The culet is the sharp, pointed part at the bottom of the diamond. It represents the base of the pavilion where all the pavilion facets meet at one single point. The modern jewelry practice shows that most diamonds do not have culets or if they have, they are very small. The main reason for that is because a large culet will hinder the passage of light through the stone, which is essential for it to exhibit the desired sparkle. Therefore, if you come across a diamond with a large culet, it is very probable that it is going to sell at a lower price.  


» Girdle Thickness

Diamond prices are set by putting into consideration the condition of the girdle too. So, diamonds with too thin or too thick girdles stand for lower prices, but also lower quality. A girdle that is thinner than the normal standards is going to increase the stone’s vulnerability (it will be more prone to scratching and chipping), while an overly thick girdle will make it less attractive.

Girdle Thickness Of Diamond


» Fluorescence

Some diamonds have a special characteristic of emitting a soft colored glow when the stone is exposed to ultraviolet light. That is called fluorescence. According to the statistics, about 30% of the overall diamond supply is fluorescent, which is a rare and extremely desired phenomenon in diamond jewelry. But, as you already know, what is rare and unique always comes at a high price, meaning that fluorescent diamonds could not be afforded by average consumers.

» Polish

Polish represents the way a diamond’s surface looks. More precisely, are the facets smooth, silky and brilliant? “High Polish” is the highest and costliest polish grade, because it enhances the luster of the diamond and the star-studded look of the overall jewelry piece.

» Retailer

Not surprisingly, diamond prices are affected by the retailer (brand) that sells the specimens. Generally, popular brands in the jewelry industry generate slightly higher prices than the lesser-known retailers, based on their well-built reputation on the market. They also stand for fine quality and reliable diamond certification that includes 100% correct information about the diamond’s specifications. There are retailers that sell their own brand(s), like Kobelli moissanite, which is offering beyond-extraordinary grades of fire and brilliance, even higher than diamond itself, while also being the cheapest alternative to diamond’s beauty.
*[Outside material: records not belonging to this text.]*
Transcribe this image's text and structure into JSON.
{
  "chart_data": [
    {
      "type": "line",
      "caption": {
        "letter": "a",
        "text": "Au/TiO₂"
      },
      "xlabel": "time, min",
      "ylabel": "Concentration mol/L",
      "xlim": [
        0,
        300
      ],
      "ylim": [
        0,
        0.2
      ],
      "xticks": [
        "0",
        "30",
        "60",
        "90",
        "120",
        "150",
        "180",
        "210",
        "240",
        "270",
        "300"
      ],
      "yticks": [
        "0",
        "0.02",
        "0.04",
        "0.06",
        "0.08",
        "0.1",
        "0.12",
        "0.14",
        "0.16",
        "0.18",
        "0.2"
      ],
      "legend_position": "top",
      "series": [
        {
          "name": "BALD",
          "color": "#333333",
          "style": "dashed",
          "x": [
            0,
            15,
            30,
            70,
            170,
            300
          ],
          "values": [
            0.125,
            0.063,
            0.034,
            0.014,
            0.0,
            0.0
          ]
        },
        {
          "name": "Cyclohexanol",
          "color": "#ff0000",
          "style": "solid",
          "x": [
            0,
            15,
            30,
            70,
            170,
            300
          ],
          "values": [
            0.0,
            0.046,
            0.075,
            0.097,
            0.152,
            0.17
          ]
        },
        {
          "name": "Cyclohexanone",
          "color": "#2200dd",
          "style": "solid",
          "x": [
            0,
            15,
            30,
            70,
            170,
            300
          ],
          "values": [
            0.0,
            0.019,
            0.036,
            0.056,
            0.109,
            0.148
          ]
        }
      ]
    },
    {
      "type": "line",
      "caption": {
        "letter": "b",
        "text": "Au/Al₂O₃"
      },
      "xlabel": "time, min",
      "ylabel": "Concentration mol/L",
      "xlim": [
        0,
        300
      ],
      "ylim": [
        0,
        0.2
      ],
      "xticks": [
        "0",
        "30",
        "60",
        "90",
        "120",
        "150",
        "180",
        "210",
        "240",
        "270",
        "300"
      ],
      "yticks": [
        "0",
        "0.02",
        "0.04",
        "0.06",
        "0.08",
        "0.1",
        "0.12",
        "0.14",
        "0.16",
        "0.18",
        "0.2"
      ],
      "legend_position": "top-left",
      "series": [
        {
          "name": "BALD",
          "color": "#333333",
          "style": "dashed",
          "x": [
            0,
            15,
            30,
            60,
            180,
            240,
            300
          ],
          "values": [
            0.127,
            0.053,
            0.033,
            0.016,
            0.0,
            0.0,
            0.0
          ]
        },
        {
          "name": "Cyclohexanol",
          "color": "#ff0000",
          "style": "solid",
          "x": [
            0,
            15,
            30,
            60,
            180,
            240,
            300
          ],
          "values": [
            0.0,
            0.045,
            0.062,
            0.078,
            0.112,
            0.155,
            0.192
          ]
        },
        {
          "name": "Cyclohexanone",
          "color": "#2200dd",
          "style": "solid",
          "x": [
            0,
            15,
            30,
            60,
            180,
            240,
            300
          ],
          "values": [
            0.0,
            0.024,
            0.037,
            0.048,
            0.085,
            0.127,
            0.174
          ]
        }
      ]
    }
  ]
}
Round Moissanite and Diamond Halo Engagement Ring in 14K White Gold


Fact No. 3

If you compare the prices of a 0.7-carat solitaire diamond ring and a 1-carat solitaire pendant, you may see some irrational numbers without really understanding where do they come from. The truth is, there is a tendency of raising the prices of the best-selling carat sizes, like 0.50, 1.00, 1.50, 2.00, etc. Therefore, do not be surprised if the 0.7-carat solitaire diamond ring sells for $3.200, while the 1-carat solitaire pendant fetches a price of $4.500. To save money on your purchase, the smartest thing you can do is to concentrate on less popular carat sizes to take advantage of reduced diamond prices.


Fact No. 4

Many enthusiastic diamond buyers are driven by the belief that larger stones are more promising than smaller ones. Well, that is not how it really is. In fact, a diamond of 0.75 carats can be sparklier and way more alluring than a 1.75-carat rock with poor cut or low clarity/color grades. This means that when inspecting diamond prices, you should not always think “big”. Sometimes, you can get much more with a smaller diamond, which at the same time, will stay within your preferred budget.


Fact No. 5

The first thing a savvy consumer does when entering the confusing world of diamond prices, is selecting a retailer that sells a diamond labeled “certified”. This should be the number one principle of anyone planning to spend more than $1.000 on this particular purchase. A diamond that has been provided with a certificate issued by a renowned gemological laboratory (GIA, IGI, AGS) will give you a peace of mind that you have paid for a precious stone that truly stands for each and every of its qualities.